Outre le fait qu'il voulait absolument ne pas terminer dernière, Anne-Marie n'attachait pas vraiment d'importance au résultat de sa première course olympique en carrière.

Comeau 48e pour son baptême olympique

PYEONGCHANG — Il y a un mois, Anne-Marie Comeau ne devait même pas participer aux Jeux olympiques. Son 48e rang à l’épreuve de skiathlon, samedi en fin après-midi au Centre de ski de fond d’Alpensia, n’avait pas vraiment d’importance.

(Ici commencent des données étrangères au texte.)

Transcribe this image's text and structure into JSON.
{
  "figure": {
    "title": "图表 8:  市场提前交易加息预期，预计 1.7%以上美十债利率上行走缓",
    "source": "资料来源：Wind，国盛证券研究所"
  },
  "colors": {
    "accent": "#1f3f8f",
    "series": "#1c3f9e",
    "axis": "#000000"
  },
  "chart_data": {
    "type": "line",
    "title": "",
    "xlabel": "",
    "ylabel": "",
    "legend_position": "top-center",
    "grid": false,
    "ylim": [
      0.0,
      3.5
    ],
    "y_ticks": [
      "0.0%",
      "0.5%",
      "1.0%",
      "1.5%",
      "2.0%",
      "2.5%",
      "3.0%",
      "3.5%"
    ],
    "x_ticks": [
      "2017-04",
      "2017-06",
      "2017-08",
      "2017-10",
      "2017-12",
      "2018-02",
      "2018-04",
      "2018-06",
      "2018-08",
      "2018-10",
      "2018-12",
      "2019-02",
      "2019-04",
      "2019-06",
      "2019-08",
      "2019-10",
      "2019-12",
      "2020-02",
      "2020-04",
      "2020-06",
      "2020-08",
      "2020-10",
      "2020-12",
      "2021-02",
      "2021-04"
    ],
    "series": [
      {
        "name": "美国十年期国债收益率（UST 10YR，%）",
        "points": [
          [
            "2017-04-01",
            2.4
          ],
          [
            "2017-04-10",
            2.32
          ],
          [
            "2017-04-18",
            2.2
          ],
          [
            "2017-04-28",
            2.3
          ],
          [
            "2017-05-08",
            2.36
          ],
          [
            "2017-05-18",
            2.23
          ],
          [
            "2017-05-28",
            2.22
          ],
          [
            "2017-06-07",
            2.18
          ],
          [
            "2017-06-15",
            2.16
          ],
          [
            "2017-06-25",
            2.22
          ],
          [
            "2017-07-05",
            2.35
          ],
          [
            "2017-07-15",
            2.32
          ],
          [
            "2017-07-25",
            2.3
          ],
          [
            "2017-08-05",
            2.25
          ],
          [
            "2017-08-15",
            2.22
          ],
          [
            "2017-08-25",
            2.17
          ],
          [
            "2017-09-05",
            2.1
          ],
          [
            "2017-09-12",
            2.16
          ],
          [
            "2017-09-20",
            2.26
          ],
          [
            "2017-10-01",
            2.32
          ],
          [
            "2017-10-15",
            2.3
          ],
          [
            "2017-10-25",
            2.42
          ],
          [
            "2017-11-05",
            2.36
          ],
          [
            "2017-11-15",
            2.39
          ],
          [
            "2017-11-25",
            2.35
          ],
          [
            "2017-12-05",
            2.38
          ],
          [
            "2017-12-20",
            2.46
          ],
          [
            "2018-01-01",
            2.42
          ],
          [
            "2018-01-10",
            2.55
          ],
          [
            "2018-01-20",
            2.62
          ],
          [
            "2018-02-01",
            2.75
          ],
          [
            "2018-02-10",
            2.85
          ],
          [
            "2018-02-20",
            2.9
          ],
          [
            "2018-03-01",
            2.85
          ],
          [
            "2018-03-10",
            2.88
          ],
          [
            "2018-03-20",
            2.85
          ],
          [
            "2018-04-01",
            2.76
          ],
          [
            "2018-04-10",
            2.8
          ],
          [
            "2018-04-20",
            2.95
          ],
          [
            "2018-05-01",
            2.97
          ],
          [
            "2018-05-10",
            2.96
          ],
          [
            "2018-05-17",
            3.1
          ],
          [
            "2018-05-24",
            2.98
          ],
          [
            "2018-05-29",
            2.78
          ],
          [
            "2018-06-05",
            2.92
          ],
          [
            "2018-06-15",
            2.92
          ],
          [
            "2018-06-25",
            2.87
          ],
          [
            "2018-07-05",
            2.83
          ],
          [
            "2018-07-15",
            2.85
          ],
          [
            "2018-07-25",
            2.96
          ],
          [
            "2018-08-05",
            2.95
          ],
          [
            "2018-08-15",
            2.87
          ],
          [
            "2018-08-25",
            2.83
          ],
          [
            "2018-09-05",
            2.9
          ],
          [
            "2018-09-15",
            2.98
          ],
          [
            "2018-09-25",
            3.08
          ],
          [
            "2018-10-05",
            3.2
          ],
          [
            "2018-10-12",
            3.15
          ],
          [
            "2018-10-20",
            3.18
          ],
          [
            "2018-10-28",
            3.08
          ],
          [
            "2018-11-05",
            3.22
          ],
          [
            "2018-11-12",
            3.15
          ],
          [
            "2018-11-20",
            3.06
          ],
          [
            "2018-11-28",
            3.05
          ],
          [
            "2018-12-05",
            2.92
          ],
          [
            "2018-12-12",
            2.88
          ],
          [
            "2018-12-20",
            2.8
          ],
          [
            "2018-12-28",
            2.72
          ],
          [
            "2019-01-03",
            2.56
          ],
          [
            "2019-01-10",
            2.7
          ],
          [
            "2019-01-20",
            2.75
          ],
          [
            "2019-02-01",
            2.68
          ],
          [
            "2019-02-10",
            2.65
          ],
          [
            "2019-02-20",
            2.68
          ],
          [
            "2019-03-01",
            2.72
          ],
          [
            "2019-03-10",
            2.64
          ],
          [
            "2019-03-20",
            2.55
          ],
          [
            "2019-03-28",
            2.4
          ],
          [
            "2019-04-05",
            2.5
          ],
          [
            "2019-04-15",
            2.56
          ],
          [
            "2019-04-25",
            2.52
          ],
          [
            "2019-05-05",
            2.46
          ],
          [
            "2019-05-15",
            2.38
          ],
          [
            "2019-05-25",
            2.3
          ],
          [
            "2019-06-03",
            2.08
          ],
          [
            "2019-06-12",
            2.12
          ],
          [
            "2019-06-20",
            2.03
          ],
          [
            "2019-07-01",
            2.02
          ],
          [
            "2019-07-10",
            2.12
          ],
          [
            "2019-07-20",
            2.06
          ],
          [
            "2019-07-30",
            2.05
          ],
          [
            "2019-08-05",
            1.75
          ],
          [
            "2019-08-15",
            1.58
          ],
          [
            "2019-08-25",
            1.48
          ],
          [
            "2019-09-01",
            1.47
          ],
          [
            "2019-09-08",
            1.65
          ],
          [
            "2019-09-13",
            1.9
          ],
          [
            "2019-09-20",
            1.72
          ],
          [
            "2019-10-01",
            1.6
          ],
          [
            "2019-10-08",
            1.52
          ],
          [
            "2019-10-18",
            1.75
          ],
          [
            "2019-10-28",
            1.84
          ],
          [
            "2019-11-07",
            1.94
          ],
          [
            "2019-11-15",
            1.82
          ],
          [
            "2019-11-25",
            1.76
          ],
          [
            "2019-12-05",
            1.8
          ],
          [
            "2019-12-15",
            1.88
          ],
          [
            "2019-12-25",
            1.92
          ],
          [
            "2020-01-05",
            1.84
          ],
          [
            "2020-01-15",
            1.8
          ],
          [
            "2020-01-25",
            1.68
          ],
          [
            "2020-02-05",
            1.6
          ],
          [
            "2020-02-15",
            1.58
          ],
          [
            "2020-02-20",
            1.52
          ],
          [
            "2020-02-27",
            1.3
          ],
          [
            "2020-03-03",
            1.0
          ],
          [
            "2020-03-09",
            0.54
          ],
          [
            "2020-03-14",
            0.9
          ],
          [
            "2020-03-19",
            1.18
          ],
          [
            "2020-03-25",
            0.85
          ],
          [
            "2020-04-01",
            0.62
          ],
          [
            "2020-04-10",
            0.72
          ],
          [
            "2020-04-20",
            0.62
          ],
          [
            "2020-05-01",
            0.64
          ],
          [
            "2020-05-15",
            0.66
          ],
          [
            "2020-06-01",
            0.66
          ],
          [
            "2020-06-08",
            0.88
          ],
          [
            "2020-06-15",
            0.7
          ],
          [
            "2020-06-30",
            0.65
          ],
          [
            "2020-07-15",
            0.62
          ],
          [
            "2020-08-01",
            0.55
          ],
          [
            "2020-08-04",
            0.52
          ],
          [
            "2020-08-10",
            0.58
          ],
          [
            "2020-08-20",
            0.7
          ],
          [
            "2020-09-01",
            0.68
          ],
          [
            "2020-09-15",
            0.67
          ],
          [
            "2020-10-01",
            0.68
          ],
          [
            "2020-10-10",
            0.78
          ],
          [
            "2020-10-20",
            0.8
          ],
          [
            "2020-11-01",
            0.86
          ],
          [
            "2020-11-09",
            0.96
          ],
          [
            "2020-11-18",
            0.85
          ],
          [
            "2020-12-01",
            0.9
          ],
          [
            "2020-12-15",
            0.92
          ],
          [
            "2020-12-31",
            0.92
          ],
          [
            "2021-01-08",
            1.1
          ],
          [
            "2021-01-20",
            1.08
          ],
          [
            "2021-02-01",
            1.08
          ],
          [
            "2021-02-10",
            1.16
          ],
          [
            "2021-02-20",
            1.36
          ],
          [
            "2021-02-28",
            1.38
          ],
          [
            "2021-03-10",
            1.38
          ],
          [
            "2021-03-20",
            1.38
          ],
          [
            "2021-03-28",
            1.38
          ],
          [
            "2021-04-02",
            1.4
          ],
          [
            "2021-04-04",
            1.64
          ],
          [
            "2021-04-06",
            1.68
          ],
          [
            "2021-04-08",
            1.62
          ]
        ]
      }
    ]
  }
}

«C’est fait, la glace est brisée», disait-elle après avoir franchi la ligne avec un peu moins de cinq minutes de retard sur la médaillée d’or. En fait, Anne-Marie a amélioré sa position entre le départ et l’arrivée. Dotée du dossard 61 sur 62 participantes, la fondeuse de 21 ans de Saint-Ferréol-les-Neiges voulait éviter de finir dernière de cette course remportée par la Suédoise Charlotte Kalla.

La dame de fer Marit Boergen (Norvège) et la Finlandaise Krista Parmakoski ont grimpé sur les deux autres marches du podium. Boergen devenait ainsi la fondeuse la plus médaillée de l’histoire des Jeux, celle-ci étant sa 11e en carrière.

Lorsque toutes les participantes étaient regroupées au centre du terrain de jeu blanc, sous les regards des spectateurs, Anne-Marie a pris un instant de réflexion pour savourer le moment et se dire de se calmer un peu dans ce qui était son baptême olympique.

«Je ne le réalisais pas parce que ce n’était pas prévu, mais je me trouvais chanceuse d’être ici. J’ai pris deux secondes pour y penser quand j’étais sur la ligne de départ. Habituellement, je regarde les courses à la télé et je suis impressionnée. Là, j’en ai profité et j’ai eu du fun au boutte.»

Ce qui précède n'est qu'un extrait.